Tolong jelaskan tentang hadits yang berkaitan dengan amalan dibulan rajab. Sebab saya pernah membaca bahwa di antara banyak hadits tentang bulan Rajab yang kita sering dengar adalah Hadist Maudhu’, Dhoif, atau bahkan Matruk secara Sanad & Teks. di antaranya:
"Artinya: Rajab bulan Allah, Sya’ban bulanku dan Ramadhan adalah bulan ummatku"
Keterangan: HADITS INI " MAUDHU’
Kata Syaikh ash-Shaghani (wafat th. 650 H), "Hadits ini maudhu’. " [Lihat Maudhu’atush Shaghani (I/61, no. 129)]
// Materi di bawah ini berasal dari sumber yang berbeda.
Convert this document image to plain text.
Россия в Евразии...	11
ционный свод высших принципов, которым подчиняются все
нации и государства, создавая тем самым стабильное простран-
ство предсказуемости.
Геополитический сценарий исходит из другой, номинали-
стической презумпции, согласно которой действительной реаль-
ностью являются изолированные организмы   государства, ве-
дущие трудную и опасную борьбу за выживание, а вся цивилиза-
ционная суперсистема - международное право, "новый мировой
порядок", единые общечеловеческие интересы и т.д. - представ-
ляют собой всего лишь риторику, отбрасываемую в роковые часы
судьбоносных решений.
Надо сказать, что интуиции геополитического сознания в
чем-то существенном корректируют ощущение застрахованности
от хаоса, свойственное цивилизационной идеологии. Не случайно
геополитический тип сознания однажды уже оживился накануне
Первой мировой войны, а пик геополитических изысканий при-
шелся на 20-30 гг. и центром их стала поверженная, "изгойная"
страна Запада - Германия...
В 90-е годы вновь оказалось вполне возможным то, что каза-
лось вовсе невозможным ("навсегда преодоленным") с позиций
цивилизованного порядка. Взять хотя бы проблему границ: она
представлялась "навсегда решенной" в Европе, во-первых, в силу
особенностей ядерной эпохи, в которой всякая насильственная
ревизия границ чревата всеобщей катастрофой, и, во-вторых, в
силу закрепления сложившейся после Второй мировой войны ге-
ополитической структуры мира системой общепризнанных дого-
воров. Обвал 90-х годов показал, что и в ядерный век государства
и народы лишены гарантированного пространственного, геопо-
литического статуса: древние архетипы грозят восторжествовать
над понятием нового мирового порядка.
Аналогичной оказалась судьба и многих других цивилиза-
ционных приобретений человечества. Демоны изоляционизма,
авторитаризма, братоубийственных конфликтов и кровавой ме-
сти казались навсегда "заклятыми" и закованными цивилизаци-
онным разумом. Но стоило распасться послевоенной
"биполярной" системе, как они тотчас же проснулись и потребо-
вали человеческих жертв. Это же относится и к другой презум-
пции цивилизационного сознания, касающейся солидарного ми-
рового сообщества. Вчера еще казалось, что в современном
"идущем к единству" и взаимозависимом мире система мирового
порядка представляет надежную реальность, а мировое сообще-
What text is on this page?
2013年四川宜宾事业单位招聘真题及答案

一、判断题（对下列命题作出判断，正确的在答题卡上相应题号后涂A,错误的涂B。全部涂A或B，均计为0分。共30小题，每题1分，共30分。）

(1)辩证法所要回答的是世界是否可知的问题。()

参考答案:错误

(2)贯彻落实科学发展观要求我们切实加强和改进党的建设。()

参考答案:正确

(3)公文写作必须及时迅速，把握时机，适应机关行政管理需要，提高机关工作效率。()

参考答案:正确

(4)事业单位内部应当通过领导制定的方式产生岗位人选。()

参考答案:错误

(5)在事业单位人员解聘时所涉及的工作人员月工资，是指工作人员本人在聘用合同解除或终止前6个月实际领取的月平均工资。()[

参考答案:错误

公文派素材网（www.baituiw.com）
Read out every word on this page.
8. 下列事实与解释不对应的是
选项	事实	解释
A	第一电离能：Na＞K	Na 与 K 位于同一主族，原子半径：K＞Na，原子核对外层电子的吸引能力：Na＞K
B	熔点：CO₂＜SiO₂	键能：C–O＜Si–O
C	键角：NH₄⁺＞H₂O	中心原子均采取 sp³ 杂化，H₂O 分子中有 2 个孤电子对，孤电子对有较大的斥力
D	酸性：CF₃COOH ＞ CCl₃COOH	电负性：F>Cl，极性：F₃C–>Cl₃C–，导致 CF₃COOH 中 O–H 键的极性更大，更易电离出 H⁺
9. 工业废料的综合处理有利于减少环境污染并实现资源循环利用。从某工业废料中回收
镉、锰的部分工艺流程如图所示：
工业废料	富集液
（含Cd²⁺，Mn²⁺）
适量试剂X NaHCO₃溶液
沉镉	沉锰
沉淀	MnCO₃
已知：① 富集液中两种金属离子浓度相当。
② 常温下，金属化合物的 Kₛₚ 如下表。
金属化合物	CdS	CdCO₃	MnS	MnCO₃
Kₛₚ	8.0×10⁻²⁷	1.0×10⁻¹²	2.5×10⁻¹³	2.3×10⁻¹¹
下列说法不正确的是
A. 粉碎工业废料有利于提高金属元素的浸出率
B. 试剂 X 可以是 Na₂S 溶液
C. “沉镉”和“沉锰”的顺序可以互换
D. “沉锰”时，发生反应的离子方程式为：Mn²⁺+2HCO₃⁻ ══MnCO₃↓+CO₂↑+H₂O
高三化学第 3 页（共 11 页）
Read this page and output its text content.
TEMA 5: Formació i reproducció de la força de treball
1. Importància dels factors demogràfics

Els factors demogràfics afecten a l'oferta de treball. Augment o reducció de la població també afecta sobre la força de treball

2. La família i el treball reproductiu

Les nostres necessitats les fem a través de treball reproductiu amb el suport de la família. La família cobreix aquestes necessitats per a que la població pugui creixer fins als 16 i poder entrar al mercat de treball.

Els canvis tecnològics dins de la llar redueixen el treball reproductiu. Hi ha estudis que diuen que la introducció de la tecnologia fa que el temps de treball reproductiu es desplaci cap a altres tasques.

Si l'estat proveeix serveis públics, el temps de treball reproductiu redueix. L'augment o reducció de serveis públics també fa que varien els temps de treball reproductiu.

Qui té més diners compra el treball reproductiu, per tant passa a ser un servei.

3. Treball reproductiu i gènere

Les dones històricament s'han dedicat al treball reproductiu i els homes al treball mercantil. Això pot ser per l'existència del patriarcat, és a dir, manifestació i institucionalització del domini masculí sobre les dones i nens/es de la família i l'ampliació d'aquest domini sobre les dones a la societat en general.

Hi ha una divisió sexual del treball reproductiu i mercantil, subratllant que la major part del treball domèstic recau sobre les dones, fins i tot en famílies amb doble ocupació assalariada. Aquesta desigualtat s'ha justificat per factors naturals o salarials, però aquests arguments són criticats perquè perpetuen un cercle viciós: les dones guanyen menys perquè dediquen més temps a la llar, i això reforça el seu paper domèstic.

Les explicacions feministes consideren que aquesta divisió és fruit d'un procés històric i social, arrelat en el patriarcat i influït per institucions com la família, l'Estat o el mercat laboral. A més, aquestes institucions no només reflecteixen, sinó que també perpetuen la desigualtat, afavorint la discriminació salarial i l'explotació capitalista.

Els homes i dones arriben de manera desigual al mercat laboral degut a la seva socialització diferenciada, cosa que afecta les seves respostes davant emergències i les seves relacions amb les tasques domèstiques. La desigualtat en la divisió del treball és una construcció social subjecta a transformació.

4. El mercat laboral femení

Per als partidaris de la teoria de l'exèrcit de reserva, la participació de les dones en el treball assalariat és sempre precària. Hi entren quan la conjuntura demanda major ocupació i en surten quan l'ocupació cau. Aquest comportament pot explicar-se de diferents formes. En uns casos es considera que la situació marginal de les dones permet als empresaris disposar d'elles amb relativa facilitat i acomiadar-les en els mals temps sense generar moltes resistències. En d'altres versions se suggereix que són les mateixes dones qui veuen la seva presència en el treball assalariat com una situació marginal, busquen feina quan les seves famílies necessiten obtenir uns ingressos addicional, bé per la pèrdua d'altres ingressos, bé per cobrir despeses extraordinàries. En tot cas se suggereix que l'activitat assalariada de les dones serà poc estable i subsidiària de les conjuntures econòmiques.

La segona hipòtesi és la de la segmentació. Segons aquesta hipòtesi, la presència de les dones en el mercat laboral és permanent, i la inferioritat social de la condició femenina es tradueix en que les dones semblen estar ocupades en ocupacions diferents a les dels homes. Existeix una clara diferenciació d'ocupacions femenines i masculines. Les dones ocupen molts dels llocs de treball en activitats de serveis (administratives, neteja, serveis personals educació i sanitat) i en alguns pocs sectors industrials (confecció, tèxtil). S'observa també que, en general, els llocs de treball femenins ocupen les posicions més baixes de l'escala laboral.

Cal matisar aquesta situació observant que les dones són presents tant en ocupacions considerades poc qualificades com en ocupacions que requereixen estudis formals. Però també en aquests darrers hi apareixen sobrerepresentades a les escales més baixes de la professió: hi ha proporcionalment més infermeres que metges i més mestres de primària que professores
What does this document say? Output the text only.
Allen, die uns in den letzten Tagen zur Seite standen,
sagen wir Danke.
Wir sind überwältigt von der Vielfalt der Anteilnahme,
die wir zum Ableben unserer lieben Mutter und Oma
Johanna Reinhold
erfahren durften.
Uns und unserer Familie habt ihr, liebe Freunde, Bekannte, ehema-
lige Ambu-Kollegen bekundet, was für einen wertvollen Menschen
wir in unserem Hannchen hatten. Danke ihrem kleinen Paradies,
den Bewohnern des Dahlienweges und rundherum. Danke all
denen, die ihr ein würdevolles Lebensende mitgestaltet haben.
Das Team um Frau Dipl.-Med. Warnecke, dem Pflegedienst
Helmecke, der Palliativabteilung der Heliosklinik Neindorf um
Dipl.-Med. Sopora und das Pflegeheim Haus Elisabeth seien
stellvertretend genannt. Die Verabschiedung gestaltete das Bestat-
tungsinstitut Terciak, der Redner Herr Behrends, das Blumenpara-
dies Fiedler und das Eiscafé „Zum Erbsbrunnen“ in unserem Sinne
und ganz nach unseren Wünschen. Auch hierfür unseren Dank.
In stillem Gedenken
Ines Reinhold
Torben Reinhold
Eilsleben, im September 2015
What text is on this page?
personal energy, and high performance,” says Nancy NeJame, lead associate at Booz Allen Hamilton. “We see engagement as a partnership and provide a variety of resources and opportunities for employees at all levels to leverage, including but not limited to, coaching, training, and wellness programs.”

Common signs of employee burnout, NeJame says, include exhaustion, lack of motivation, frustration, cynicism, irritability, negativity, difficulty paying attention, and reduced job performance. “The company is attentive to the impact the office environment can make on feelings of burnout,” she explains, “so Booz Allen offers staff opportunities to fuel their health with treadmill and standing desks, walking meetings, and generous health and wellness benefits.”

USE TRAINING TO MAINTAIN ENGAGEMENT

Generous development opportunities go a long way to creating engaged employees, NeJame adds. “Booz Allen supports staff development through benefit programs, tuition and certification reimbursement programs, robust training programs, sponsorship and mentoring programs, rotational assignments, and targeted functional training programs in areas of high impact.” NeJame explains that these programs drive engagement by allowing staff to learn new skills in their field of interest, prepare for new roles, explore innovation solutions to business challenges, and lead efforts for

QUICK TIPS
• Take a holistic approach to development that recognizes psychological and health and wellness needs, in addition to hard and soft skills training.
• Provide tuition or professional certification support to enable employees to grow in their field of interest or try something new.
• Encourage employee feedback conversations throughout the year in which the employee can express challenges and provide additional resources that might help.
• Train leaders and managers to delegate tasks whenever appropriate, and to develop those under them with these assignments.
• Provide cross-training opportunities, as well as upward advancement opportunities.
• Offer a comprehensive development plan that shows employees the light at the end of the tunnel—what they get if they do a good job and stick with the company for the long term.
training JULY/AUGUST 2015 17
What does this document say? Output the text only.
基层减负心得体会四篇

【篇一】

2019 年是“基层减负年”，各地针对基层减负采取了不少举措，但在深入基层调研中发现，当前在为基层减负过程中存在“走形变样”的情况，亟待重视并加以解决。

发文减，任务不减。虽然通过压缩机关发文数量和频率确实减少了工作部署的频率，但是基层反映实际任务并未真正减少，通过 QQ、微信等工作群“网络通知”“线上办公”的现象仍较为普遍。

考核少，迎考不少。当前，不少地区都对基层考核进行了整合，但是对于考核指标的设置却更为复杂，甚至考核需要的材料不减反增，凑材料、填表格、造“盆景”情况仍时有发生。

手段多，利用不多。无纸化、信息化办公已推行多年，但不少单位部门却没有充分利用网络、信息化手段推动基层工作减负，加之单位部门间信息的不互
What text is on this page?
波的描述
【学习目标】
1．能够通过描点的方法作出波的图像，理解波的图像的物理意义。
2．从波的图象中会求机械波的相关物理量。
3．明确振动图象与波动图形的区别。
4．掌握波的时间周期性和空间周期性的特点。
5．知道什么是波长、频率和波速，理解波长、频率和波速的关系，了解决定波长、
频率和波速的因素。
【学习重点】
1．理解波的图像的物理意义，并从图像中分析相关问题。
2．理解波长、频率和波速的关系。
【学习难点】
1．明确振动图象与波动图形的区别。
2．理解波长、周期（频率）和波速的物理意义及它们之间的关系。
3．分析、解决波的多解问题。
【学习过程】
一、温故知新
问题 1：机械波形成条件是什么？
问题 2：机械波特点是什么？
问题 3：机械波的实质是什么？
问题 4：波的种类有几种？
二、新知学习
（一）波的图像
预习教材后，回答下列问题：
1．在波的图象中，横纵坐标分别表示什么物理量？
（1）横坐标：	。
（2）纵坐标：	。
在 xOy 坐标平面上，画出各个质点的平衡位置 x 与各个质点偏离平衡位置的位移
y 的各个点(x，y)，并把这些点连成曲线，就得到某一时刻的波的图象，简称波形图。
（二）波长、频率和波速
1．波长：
Hadits tersebut mempunyai matan yang panjang, lanjutan hadits itu ada lafazh:
"Artinya: Janganlah kalian lalai dari (beribadah) pada malam Jum’at pertama di bulan Rajab, karena malam itu Malaikat menamakannya Raghaaib… "
Keterangan: HADITS INI MAUDHU’
Kata Ibnul Qayyim (wafat th. 751 H), "Hadits ini diriwayatkan oleh ‘Abdur Rahman bin Mandah dari Ibnu Jahdham, telah menceritakan kepada kami ‘Ali bin Muhammad bin Sa’id al-Bashry, telah menceritakan kepada kami Khalaf bin ‘Abdullah as-Shan’any, dari Humaid Ath-Thawil dari Anas, secara marfu’.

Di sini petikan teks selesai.